L a soirée-matinée se déroule au milieu de nulle part. On a traversé le quartier neuf au nord pour arriver dans la forêt, puis on est monté en haut d'une espèce de petite colline en bord de mer. Cela ne fait aucun doute qu'on pourrait entendre les vagues s'écraser contre la falaise si l'air n'était pas infesté par cette musique pop-rap sans goût hurlée au loin.

Lorsqu'on arrive enfin, je réalise que ce n'est absolument pas ce à quoi je m'attendais.

Le lieu est une sorte de squat. Non, c'est un squat. J'ai l'impression que c'est un peu la déchèterie de la ville, mais qui a été visiblement réaménagée.

Et c'est étonnamment propre. Je ne sais pas comment expliquer ça, mais bien que tout soit composé de déchets, on sent que l'endroit a été réfléchi et travaillé.
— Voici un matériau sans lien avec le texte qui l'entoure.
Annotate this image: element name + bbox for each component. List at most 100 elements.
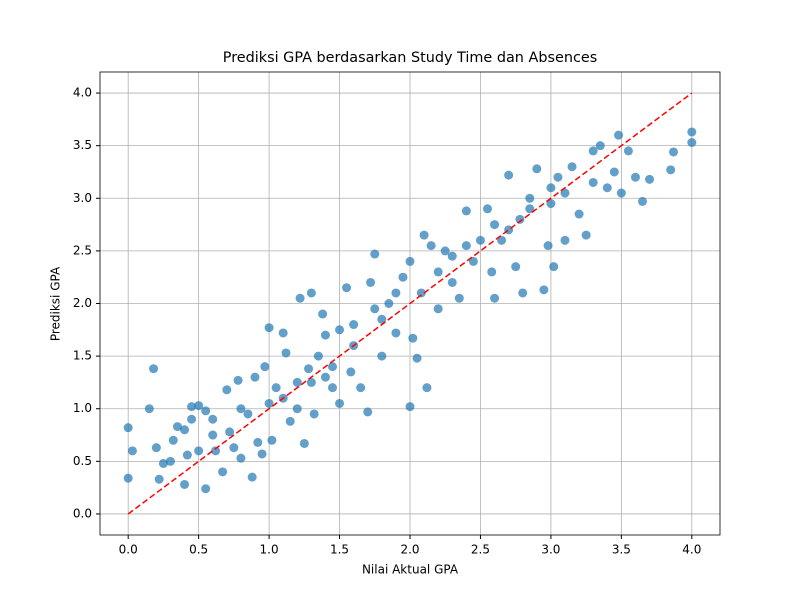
point	[525, 193, 535, 203]
point	[487, 267, 497, 277]
point	[123, 423, 133, 433]
point	[194, 401, 204, 411]
point	[260, 362, 270, 372]
point	[127, 446, 137, 456]
point	[285, 416, 295, 426]
point	[638, 196, 647, 206]
point	[320, 330, 330, 340]
point	[168, 435, 178, 445]
x-tick-label: 1.5	[330, 543, 349, 557]
x-tick-label: 3.0	[541, 543, 560, 557]
point	[532, 164, 542, 174]
point	[588, 146, 598, 156]
point	[567, 162, 577, 172]
point	[630, 172, 640, 182]
point	[515, 214, 525, 224]
point	[182, 450, 192, 460]
y-tick-label: 1.0	[73, 401, 92, 415]
point	[243, 409, 253, 419]
point	[233, 375, 243, 385]
point	[356, 383, 366, 393]
point	[447, 251, 457, 261]
point	[225, 427, 235, 437]
point	[257, 449, 267, 459]
x-tick-label: 3.5	[612, 543, 631, 557]
point	[412, 353, 422, 363]
point	[377, 351, 387, 361]
point	[422, 383, 432, 393]
point	[405, 402, 415, 412]
point	[247, 472, 257, 482]
point	[504, 170, 514, 180]
point	[614, 130, 624, 140]
point	[149, 364, 159, 374]
point	[342, 283, 352, 293]
point	[497, 235, 507, 245]
x-tick-label: 4.0	[682, 543, 701, 557]
point	[454, 293, 464, 303]
point	[588, 177, 598, 187]
point	[208, 414, 218, 424]
point	[218, 467, 228, 477]
y-tick-label: 0.0	[73, 506, 92, 520]
point	[447, 277, 457, 287]
point	[408, 333, 418, 343]
point	[318, 309, 328, 319]
point	[236, 453, 246, 463]
point	[609, 167, 619, 177]
point	[461, 206, 471, 216]
point	[165, 456, 175, 466]
y-tick-label: 3.0	[73, 191, 92, 205]
point	[173, 422, 182, 432]
point	[543, 241, 553, 251]
point	[518, 288, 528, 298]
point	[461, 241, 471, 251]
point	[320, 372, 330, 382]
point	[525, 204, 535, 214]
y-tick-label: 2.5	[73, 243, 92, 257]
point	[370, 304, 380, 314]
point	[154, 474, 164, 484]
point	[669, 147, 678, 157]
x-tick-label: 0.0	[119, 543, 138, 557]
point	[426, 241, 436, 251]
point	[419, 230, 429, 240]
point	[187, 414, 197, 424]
point	[440, 246, 450, 256]
point	[306, 377, 316, 387]
chart-title: Prediksi GPA berdasarkan Study Time dan …	[223, 50, 597, 66]
point	[581, 230, 591, 240]
point	[405, 256, 415, 266]
point	[229, 443, 239, 453]
point	[560, 188, 570, 198]
point	[264, 398, 274, 408]
point	[687, 138, 697, 148]
point	[292, 377, 302, 387]
y-tick-label: 1.5	[73, 349, 92, 363]
y-tick-label: 2.0	[73, 296, 92, 310]
point	[201, 484, 211, 494]
point	[546, 183, 556, 193]
point	[366, 277, 376, 287]
point	[151, 443, 161, 453]
point	[278, 328, 288, 338]
point	[475, 235, 485, 245]
point	[292, 404, 302, 414]
point	[391, 328, 401, 338]
point	[281, 348, 291, 358]
point	[328, 383, 337, 393]
point	[264, 323, 274, 333]
point	[490, 220, 500, 230]
point	[483, 204, 492, 214]
point	[623, 146, 633, 156]
point	[253, 437, 263, 447]
point	[144, 404, 154, 414]
point	[539, 285, 549, 295]
y-tick-label: 3.5	[73, 138, 92, 152]
point	[304, 364, 314, 374]
y-tick-label: 0.5	[73, 454, 92, 468]
point	[313, 351, 323, 361]
point	[433, 267, 443, 277]
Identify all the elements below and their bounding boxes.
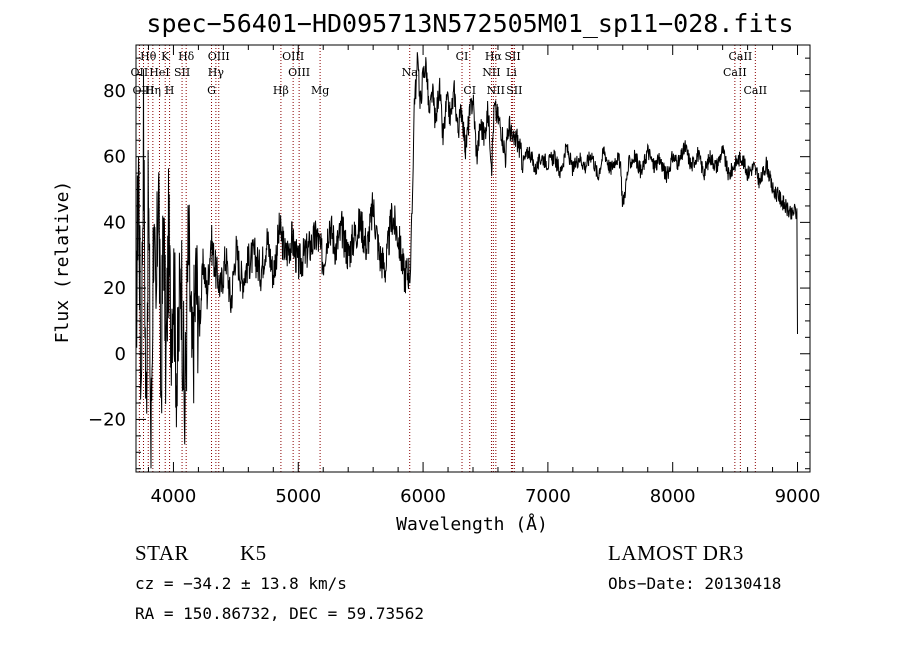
line-label-19: Hη	[145, 84, 161, 97]
ra-dec-coordinates: RA = 150.86732, DEC = 59.73562	[135, 604, 424, 623]
line-label-8: CaII	[729, 50, 753, 63]
y-tick-label-3: 40	[103, 212, 126, 233]
x-tick-label-4: 8000	[650, 486, 696, 507]
line-label-23: Mg	[311, 84, 329, 97]
object-subclass: K5	[240, 541, 267, 565]
y-tick-label-4: 60	[103, 147, 126, 168]
line-label-12: Hγ	[208, 66, 225, 79]
line-label-7: SII	[504, 50, 520, 63]
line-label-11: SII	[174, 66, 190, 79]
line-label-16: Li	[506, 66, 517, 79]
line-label-27: CaII	[743, 84, 767, 97]
line-label-14: Na	[402, 66, 419, 79]
line-label-5: CI	[456, 50, 469, 63]
y-axis-label: Flux (relative)	[52, 181, 73, 344]
line-label-26: SII	[506, 84, 522, 97]
line-label-25: NII	[487, 84, 505, 97]
line-label-1: K	[161, 50, 170, 63]
x-axis-label: Wavelength (Å)	[396, 513, 548, 535]
line-label-18: OIII	[132, 84, 154, 97]
line-label-24: CI	[463, 84, 476, 97]
x-tick-label-2: 6000	[400, 486, 446, 507]
line-label-9: OII	[131, 66, 149, 79]
x-tick-label-5: 9000	[775, 486, 821, 507]
line-label-3: OIII	[208, 50, 230, 63]
line-label-21: G	[207, 84, 216, 97]
line-label-20: H	[165, 84, 175, 97]
y-tick-label-0: −20	[88, 409, 126, 430]
line-label-6: Hα	[485, 50, 503, 63]
line-label-10: HeI	[149, 66, 169, 79]
line-label-13: OIII	[288, 66, 310, 79]
x-tick-label-1: 5000	[275, 486, 321, 507]
x-axis-ticks: 4000 5000 6000 7000 8000 9000	[147, 45, 821, 507]
y-tick-label-1: 0	[115, 344, 126, 365]
observation-date: Obs−Date: 20130418	[608, 574, 781, 593]
survey-name: LAMOST DR3	[608, 541, 744, 565]
series-line-0	[135, 52, 798, 469]
line-label-2: Hδ	[178, 50, 195, 63]
y-tick-label-5: 80	[103, 81, 126, 102]
line-label-0: Hθ	[140, 50, 157, 63]
line-label-15: NII	[482, 66, 500, 79]
y-axis-ticks: −20 0 20 40 60 80	[88, 57, 810, 470]
chart-title: spec−56401−HD095713N572505M01_sp11−028.f…	[146, 9, 793, 38]
x-tick-label-3: 7000	[525, 486, 571, 507]
object-class: STAR	[135, 541, 189, 565]
spectral-line-markers	[138, 45, 756, 472]
line-label-17: CaII	[723, 66, 747, 79]
y-tick-label-2: 20	[103, 278, 126, 299]
x-tick-label-0: 4000	[151, 486, 197, 507]
line-label-22: Hβ	[273, 84, 289, 97]
redshift-cz: cz = −34.2 ± 13.8 km/s	[135, 574, 347, 593]
line-label-4: OIII	[282, 50, 304, 63]
spectrum-series	[135, 52, 798, 469]
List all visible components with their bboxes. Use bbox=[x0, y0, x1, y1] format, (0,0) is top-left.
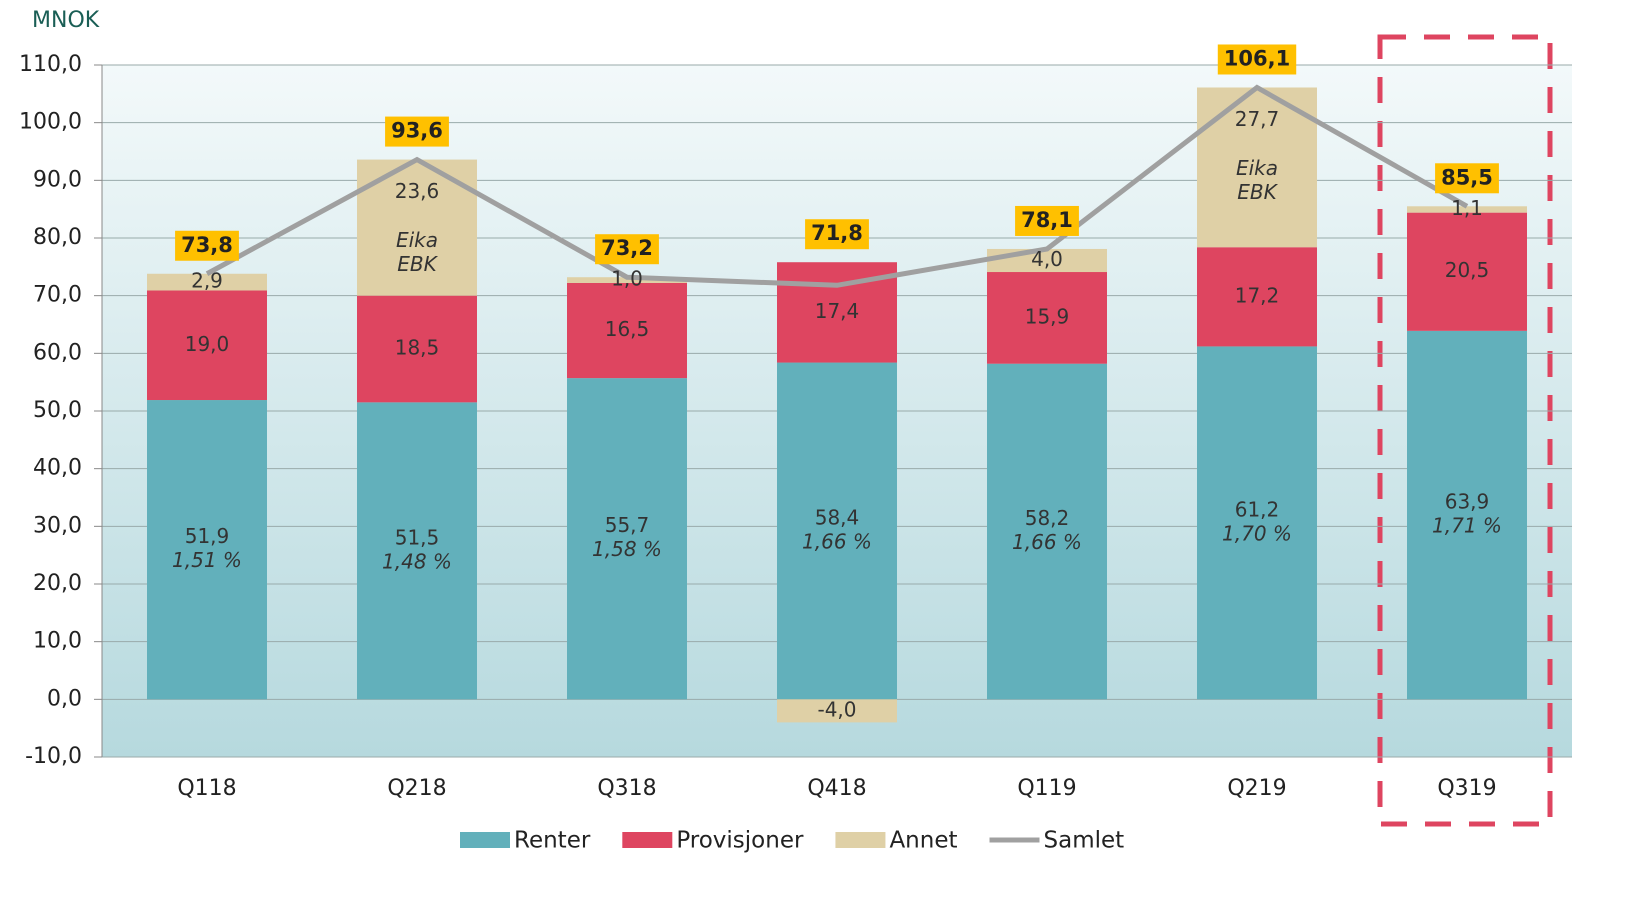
value-label: 4,0 bbox=[1031, 247, 1063, 271]
total-label: 106,1 bbox=[1224, 46, 1290, 70]
annotation: Eika bbox=[396, 228, 438, 252]
y-tick-label: 70,0 bbox=[33, 283, 82, 308]
legend-swatch bbox=[460, 832, 510, 848]
value-label: 61,2 bbox=[1235, 497, 1280, 521]
y-tick-label: 90,0 bbox=[33, 167, 82, 192]
value-label: 18,5 bbox=[395, 336, 440, 360]
annotation: 1,71 % bbox=[1432, 514, 1502, 538]
bar bbox=[1407, 206, 1527, 213]
total-label: 71,8 bbox=[811, 221, 863, 245]
bar bbox=[987, 272, 1107, 364]
annotation: 1,51 % bbox=[172, 548, 242, 572]
value-label: -4,0 bbox=[817, 697, 856, 721]
total-label-bg bbox=[1015, 205, 1079, 236]
bar bbox=[567, 277, 687, 283]
x-tick-label: Q218 bbox=[387, 776, 446, 801]
legend-swatch bbox=[835, 832, 886, 848]
value-label: 58,2 bbox=[1025, 506, 1070, 530]
total-label-bg bbox=[805, 219, 869, 250]
y-tick-label: 100,0 bbox=[19, 110, 82, 135]
annotation: EBK bbox=[397, 252, 438, 276]
legend-label: Renter bbox=[514, 828, 591, 854]
value-label: 20,5 bbox=[1445, 258, 1490, 282]
value-label: 19,0 bbox=[185, 332, 230, 356]
line bbox=[205, 84, 1469, 288]
bar bbox=[1197, 247, 1317, 347]
x-tick-label: Q219 bbox=[1227, 776, 1286, 801]
legend-label: Samlet bbox=[1044, 828, 1125, 854]
value-label: 51,5 bbox=[395, 525, 440, 549]
bar bbox=[357, 295, 477, 403]
value-label: 15,9 bbox=[1025, 304, 1070, 328]
x-tick-label: Q319 bbox=[1437, 776, 1496, 801]
bar bbox=[357, 402, 477, 700]
bar bbox=[777, 699, 897, 723]
bar bbox=[777, 362, 897, 700]
y-tick-label: 110,0 bbox=[19, 52, 82, 77]
x-tick-label: Q418 bbox=[807, 776, 866, 801]
value-label: 23,6 bbox=[395, 179, 440, 203]
x-tick-label: Q318 bbox=[597, 776, 656, 801]
annotation: 1,66 % bbox=[802, 529, 872, 553]
value-label: 55,7 bbox=[605, 513, 650, 537]
bar bbox=[1197, 346, 1317, 700]
bar bbox=[987, 363, 1107, 700]
total-label-bg bbox=[1435, 163, 1499, 194]
value-label: 1,0 bbox=[611, 267, 643, 291]
x-tick-label: Q118 bbox=[177, 776, 236, 801]
value-label: 16,5 bbox=[605, 317, 650, 341]
annotation: 1,66 % bbox=[1012, 530, 1082, 554]
bar bbox=[147, 273, 267, 291]
x-tick-label: Q119 bbox=[1017, 776, 1076, 801]
bar bbox=[147, 400, 267, 700]
value-label: 17,2 bbox=[1235, 283, 1280, 307]
total-label: 78,1 bbox=[1021, 208, 1073, 232]
legend-label: Provisjoner bbox=[676, 828, 804, 854]
y-tick-label: 10,0 bbox=[33, 629, 82, 654]
total-label: 73,2 bbox=[601, 236, 653, 260]
y-tick-label: 20,0 bbox=[33, 571, 82, 596]
annotation: EBK bbox=[1237, 180, 1278, 204]
y-axis-label: MNOK bbox=[32, 8, 100, 33]
annotation: Eika bbox=[1236, 156, 1278, 180]
value-label: 1,1 bbox=[1451, 196, 1483, 220]
y-tick-label: 50,0 bbox=[33, 398, 82, 423]
bar bbox=[147, 290, 267, 401]
value-label: 17,4 bbox=[815, 299, 860, 323]
total-label: 73,8 bbox=[181, 233, 233, 257]
total-label-bg bbox=[175, 230, 239, 261]
total-label: 85,5 bbox=[1441, 165, 1493, 189]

Une vieille voiture des années 50 ? Le coffre a été arraché, des coussins posés et voilà un canapé ! De vieilles palettes de chantiers cassés ? Le bois a été récupéré pour en faire des tables ! Alors même si des bouteilles de bière vides trainent et que le sol n'est fait que de terre battue, je trouve que ce n'est pas du si mauvais travail.

Au premier coup d'œil, je vois une quinzaine de personnes. Au moins.

Ça me fait presque bizarre de voir autant d'êtres humains honnêtement. Comme une employée de zoo qui n'aurait pas quitté son travail depuis trop longtemps.

Nous avons à peine le temps d'arriver que tous les regards se posent sur nous. Non... Sur moi.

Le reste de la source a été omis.